Dec 14, Jeanette rated it really liked it. Finally finished this one. Not a book I could read straight off! In fact, I think I paused after each 3 or 4 chapters and left it for awhile. Not only the surnames and groupings, but also within the context of Japanese mores and myriads of locations during the latest years of the ‘s. But the last quarter of the book made up for it. It was especially good in approximation of the details to how all the history had gone down, and also sublime to the mood of Imanishi as he finally turned the corner to some correct answers after all the months and months of inquiry and travel.

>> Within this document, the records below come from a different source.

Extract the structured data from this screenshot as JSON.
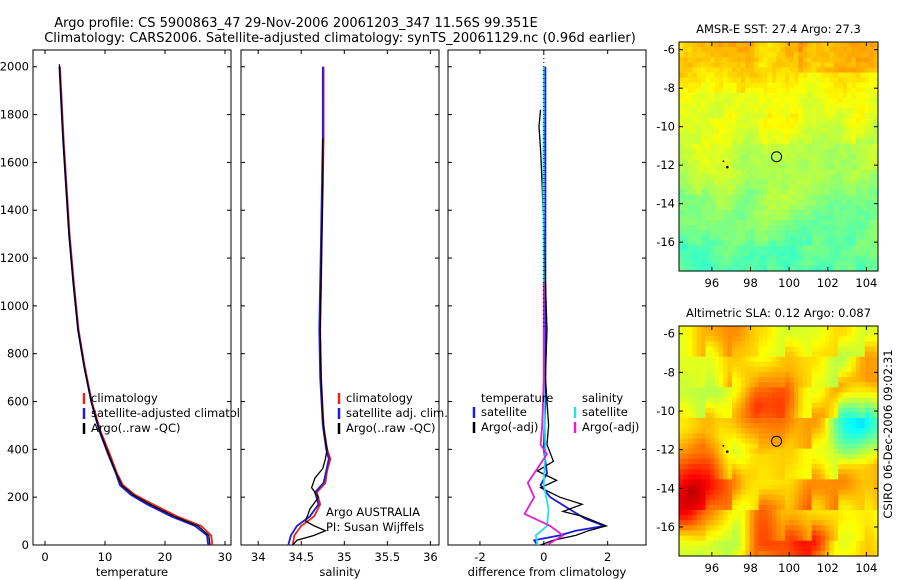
{
  "header": {
    "line1": "Argo profile: CS 5900863_47 29-Nov-2006 20061203_347 11.56S 99.351E",
    "line2": "Climatology: CARS2006. Satellite-adjusted climatology: synTS_20061129.nc (0.96d earlier)"
  },
  "side_label": "CSIRO 06-Dec-2006 09:02:31",
  "colors": {
    "climatology": "#e8231c",
    "satellite": "#1c1cdc",
    "argo": "#000000",
    "sat_diff": "#25e0e8",
    "argo_diff": "#e020d8"
  },
  "chart_data": [
    {
      "type": "line",
      "id": "temperature",
      "xlabel": "temperature",
      "xlim": [
        -2,
        31
      ],
      "ylim": [
        2070,
        0
      ],
      "xticks": [
        0,
        10,
        20,
        30
      ],
      "yticks": [
        0,
        200,
        400,
        600,
        800,
        1000,
        1200,
        1400,
        1600,
        1800,
        2000
      ],
      "legend": [
        "climatology",
        "satellite-adjusted climatology",
        "Argo(..raw -QC)"
      ],
      "series": [
        {
          "name": "climatology",
          "color": "#e8231c",
          "points": [
            [
              27.9,
              0
            ],
            [
              27.7,
              40
            ],
            [
              26,
              80
            ],
            [
              22,
              120
            ],
            [
              18,
              170
            ],
            [
              15,
              210
            ],
            [
              13,
              250
            ],
            [
              12,
              300
            ],
            [
              10.8,
              380
            ],
            [
              9.2,
              480
            ],
            [
              7.8,
              600
            ],
            [
              6.6,
              750
            ],
            [
              5.6,
              900
            ],
            [
              4.8,
              1100
            ],
            [
              4.1,
              1300
            ],
            [
              3.6,
              1500
            ],
            [
              3.1,
              1700
            ],
            [
              2.8,
              1850
            ],
            [
              2.5,
              2000
            ]
          ]
        },
        {
          "name": "satellite-adjusted climatology",
          "color": "#1c1cdc",
          "points": [
            [
              27.2,
              0
            ],
            [
              27,
              40
            ],
            [
              25,
              80
            ],
            [
              21,
              120
            ],
            [
              17,
              170
            ],
            [
              14.3,
              210
            ],
            [
              12.5,
              250
            ],
            [
              11.8,
              300
            ],
            [
              10.5,
              380
            ],
            [
              9,
              480
            ],
            [
              7.7,
              600
            ],
            [
              6.5,
              750
            ],
            [
              5.5,
              900
            ],
            [
              4.7,
              1100
            ],
            [
              4,
              1300
            ],
            [
              3.5,
              1500
            ],
            [
              3,
              1700
            ],
            [
              2.7,
              1850
            ],
            [
              2.4,
              2000
            ]
          ]
        },
        {
          "name": "Argo(..raw -QC)",
          "color": "#000000",
          "points": [
            [
              27.5,
              0
            ],
            [
              27.3,
              40
            ],
            [
              25.5,
              80
            ],
            [
              21.5,
              120
            ],
            [
              17.5,
              170
            ],
            [
              14.7,
              210
            ],
            [
              12.8,
              250
            ],
            [
              11.9,
              300
            ],
            [
              10.6,
              380
            ],
            [
              9.1,
              480
            ],
            [
              7.7,
              600
            ],
            [
              6.5,
              750
            ],
            [
              5.5,
              900
            ],
            [
              4.7,
              1100
            ],
            [
              4,
              1300
            ],
            [
              3.5,
              1500
            ],
            [
              3,
              1700
            ],
            [
              2.7,
              1850
            ],
            [
              2.4,
              2010
            ]
          ]
        }
      ]
    },
    {
      "type": "line",
      "id": "salinity",
      "xlabel": "salinity",
      "xlim": [
        33.8,
        36.1
      ],
      "ylim": [
        2070,
        0
      ],
      "xticks": [
        34,
        34.5,
        35,
        35.5,
        36
      ],
      "legend": [
        "climatology",
        "satellite adj. clim.",
        "Argo(..raw -QC)"
      ],
      "annotation": [
        "Argo AUSTRALIA",
        "PI: Susan Wijffels"
      ],
      "series": [
        {
          "name": "climatology",
          "color": "#e8231c",
          "points": [
            [
              34.4,
              0
            ],
            [
              34.42,
              40
            ],
            [
              34.5,
              80
            ],
            [
              34.65,
              120
            ],
            [
              34.72,
              170
            ],
            [
              34.68,
              220
            ],
            [
              34.78,
              260
            ],
            [
              34.8,
              310
            ],
            [
              34.84,
              360
            ],
            [
              34.8,
              400
            ],
            [
              34.76,
              500
            ],
            [
              34.73,
              700
            ],
            [
              34.72,
              900
            ],
            [
              34.73,
              1100
            ],
            [
              34.74,
              1300
            ],
            [
              34.75,
              1500
            ],
            [
              34.76,
              1700
            ],
            [
              34.76,
              2000
            ]
          ]
        },
        {
          "name": "satellite adj. clim.",
          "color": "#1c1cdc",
          "points": [
            [
              34.35,
              0
            ],
            [
              34.38,
              40
            ],
            [
              34.45,
              80
            ],
            [
              34.6,
              120
            ],
            [
              34.7,
              170
            ],
            [
              34.66,
              220
            ],
            [
              34.76,
              260
            ],
            [
              34.79,
              310
            ],
            [
              34.82,
              360
            ],
            [
              34.79,
              400
            ],
            [
              34.75,
              500
            ],
            [
              34.72,
              700
            ],
            [
              34.71,
              900
            ],
            [
              34.72,
              1100
            ],
            [
              34.73,
              1300
            ],
            [
              34.74,
              1500
            ],
            [
              34.75,
              1700
            ],
            [
              34.75,
              2000
            ]
          ]
        },
        {
          "name": "Argo(..raw -QC)",
          "color": "#000000",
          "points": [
            [
              34.4,
              0
            ],
            [
              34.45,
              20
            ],
            [
              34.65,
              40
            ],
            [
              34.78,
              60
            ],
            [
              34.65,
              80
            ],
            [
              34.55,
              100
            ],
            [
              34.6,
              150
            ],
            [
              34.7,
              200
            ],
            [
              34.62,
              240
            ],
            [
              34.66,
              280
            ],
            [
              34.75,
              320
            ],
            [
              34.78,
              360
            ],
            [
              34.8,
              400
            ],
            [
              34.77,
              460
            ],
            [
              34.75,
              540
            ],
            [
              34.73,
              700
            ],
            [
              34.72,
              900
            ],
            [
              34.73,
              1100
            ],
            [
              34.74,
              1300
            ],
            [
              34.75,
              1500
            ],
            [
              34.75,
              1700
            ]
          ]
        }
      ]
    },
    {
      "type": "line",
      "id": "difference",
      "xlabel": "difference from climatology",
      "xlim": [
        -3,
        3.2
      ],
      "ylim": [
        2070,
        0
      ],
      "xticks": [
        -2,
        0,
        2
      ],
      "legend_left": {
        "title": "temperature",
        "items": [
          "satellite",
          "Argo(-adj)"
        ]
      },
      "legend_right": {
        "title": "salinity",
        "items": [
          "satellite",
          "Argo(-adj)"
        ]
      },
      "series": [
        {
          "name": "satellite",
          "quantity": "temperature",
          "color": "#1c1cdc",
          "points": [
            [
              -0.2,
              0
            ],
            [
              -0.3,
              20
            ],
            [
              0.5,
              40
            ],
            [
              1,
              60
            ],
            [
              1.9,
              80
            ],
            [
              1.3,
              110
            ],
            [
              0.8,
              150
            ],
            [
              0.2,
              200
            ],
            [
              -0.1,
              250
            ],
            [
              0.1,
              300
            ],
            [
              0,
              400
            ],
            [
              0.05,
              600
            ],
            [
              0.05,
              1000
            ],
            [
              0.05,
              1400
            ],
            [
              0.05,
              1800
            ],
            [
              0.05,
              2000
            ]
          ]
        },
        {
          "name": "Argo(-adj)",
          "quantity": "temperature",
          "color": "#000000",
          "points": [
            [
              -0.1,
              0
            ],
            [
              0.3,
              20
            ],
            [
              1,
              40
            ],
            [
              1.4,
              60
            ],
            [
              1.95,
              80
            ],
            [
              1.2,
              120
            ],
            [
              0.6,
              140
            ],
            [
              1.2,
              170
            ],
            [
              0.5,
              200
            ],
            [
              -0.1,
              240
            ],
            [
              0.4,
              270
            ],
            [
              -0.2,
              310
            ],
            [
              0.3,
              350
            ],
            [
              0.1,
              420
            ],
            [
              0.15,
              500
            ],
            [
              0.05,
              700
            ],
            [
              0.1,
              900
            ],
            [
              0.05,
              1100
            ],
            [
              0,
              1300
            ],
            [
              -0.05,
              1500
            ],
            [
              -0.1,
              1650
            ],
            [
              -0.15,
              1750
            ],
            [
              -0.1,
              1820
            ]
          ]
        },
        {
          "name": "satellite",
          "quantity": "salinity",
          "color": "#25e0e8",
          "points": [
            [
              -0.2,
              0
            ],
            [
              -0.25,
              40
            ],
            [
              0.1,
              80
            ],
            [
              0.15,
              150
            ],
            [
              0,
              250
            ],
            [
              0.05,
              400
            ],
            [
              0,
              700
            ],
            [
              0,
              1100
            ],
            [
              -0.02,
              1500
            ],
            [
              0,
              1800
            ],
            [
              0,
              2000
            ]
          ]
        },
        {
          "name": "Argo(-adj)",
          "quantity": "salinity",
          "color": "#e020d8",
          "points": [
            [
              0.1,
              0
            ],
            [
              0.6,
              40
            ],
            [
              0.2,
              80
            ],
            [
              -0.6,
              130
            ],
            [
              -0.3,
              200
            ],
            [
              -0.5,
              260
            ],
            [
              -0.2,
              320
            ],
            [
              0.1,
              380
            ],
            [
              -0.1,
              420
            ],
            [
              -0.05,
              500
            ],
            [
              0,
              700
            ],
            [
              0,
              1100
            ]
          ]
        }
      ]
    },
    {
      "type": "heatmap",
      "id": "sst-map",
      "title": "AMSR-E SST: 27.4 Argo: 27.3",
      "xlim": [
        94.3,
        104.6
      ],
      "ylim": [
        -17.5,
        -5.6
      ],
      "xticks": [
        96,
        98,
        100,
        102,
        104
      ],
      "yticks": [
        -6,
        -8,
        -10,
        -12,
        -14,
        -16
      ],
      "marker": [
        99.35,
        -11.56
      ]
    },
    {
      "type": "heatmap",
      "id": "sla-map",
      "title": "Altimetric SLA: 0.12 Argo: 0.087",
      "xlim": [
        94.3,
        104.6
      ],
      "ylim": [
        -17.5,
        -5.6
      ],
      "xticks": [
        96,
        98,
        100,
        102,
        104
      ],
      "yticks": [
        -6,
        -8,
        -10,
        -12,
        -14,
        -16
      ],
      "marker": [
        99.35,
        -11.56
      ]
    }
  ]
}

This is his “one that got away” case and the one in which he and his district group were self-deemed “failure”. At points I thought it supremely simplistic and childishly naive to how a coroner declared the cause of death and other medical and scientific issues.
But it turns out, I was wrong about that aspect and didn’t even see the weapon. Women have their completely traditional gender “roles” here. Even those bar hostesses and clerks with jobs. And the address and formal parts of interchange are those of past Japan, although still with remnants of WWII voids in domicile records and citizens’ documented proofs.
And there is a strange, strange pattern too of so many deaths of those under 40 or just past it. As if 30 different people, with not a one getting to 60 is “norm”. But this takes a bunch of patience. It’s like reading much more verbose and overblown Russian classics in abbreviated sentence length.
Follow the Authors
The names are nearly impossible. And he is always moving to NE or W Japan for inquiries and then yet AGAIN, comes three or 6 more locations all starting with the letter K and four more individuals’ names all starting with the letter T.
Not easy to follow and with so much repetition to a particular fact the bloody shirt not working on a train or any public exposure method being one of those that was mentioned at least 50 times or to a imanisshi description? Because of that I would say it is almost at a cozy read level, investigares its as if you needed to use another type of alphabet to get there. And here I am, a reader who is stuck with only the 26 letters that I connote well. But you do get to know Imanishi and his wife and her sister down to personality quirks.
Although the way he tells her to polish his shoes and get his green tea poured over rice just right, really did grate on me after awhile. Obviously hers is the fate to wait and to serve. And yet, I would read the next one, but give it tons of time with easier reads around it.
Inspector Imanishi Investigates by Seicho Matsumoto | : Books
It can get quite tedious, be warned. I almost gave it 3 stars. But the last quarter did make me round it up. This is far better than his short stories, IMHO. Nov 07, David rated it really liked it Shelves: Even on bank holidays. He invsetigates annual leave He spends his wife’s savings on investigating.
In the best traditions of these fictional detectives, Imanishi has annoying hobbies that have to be mentioned in every other chapter. His are haiku and bonsai. It reminds me of a scene from the best TV comedy ever written, ‘Spaced’: What is she, some sort of crimebusting jazz singer?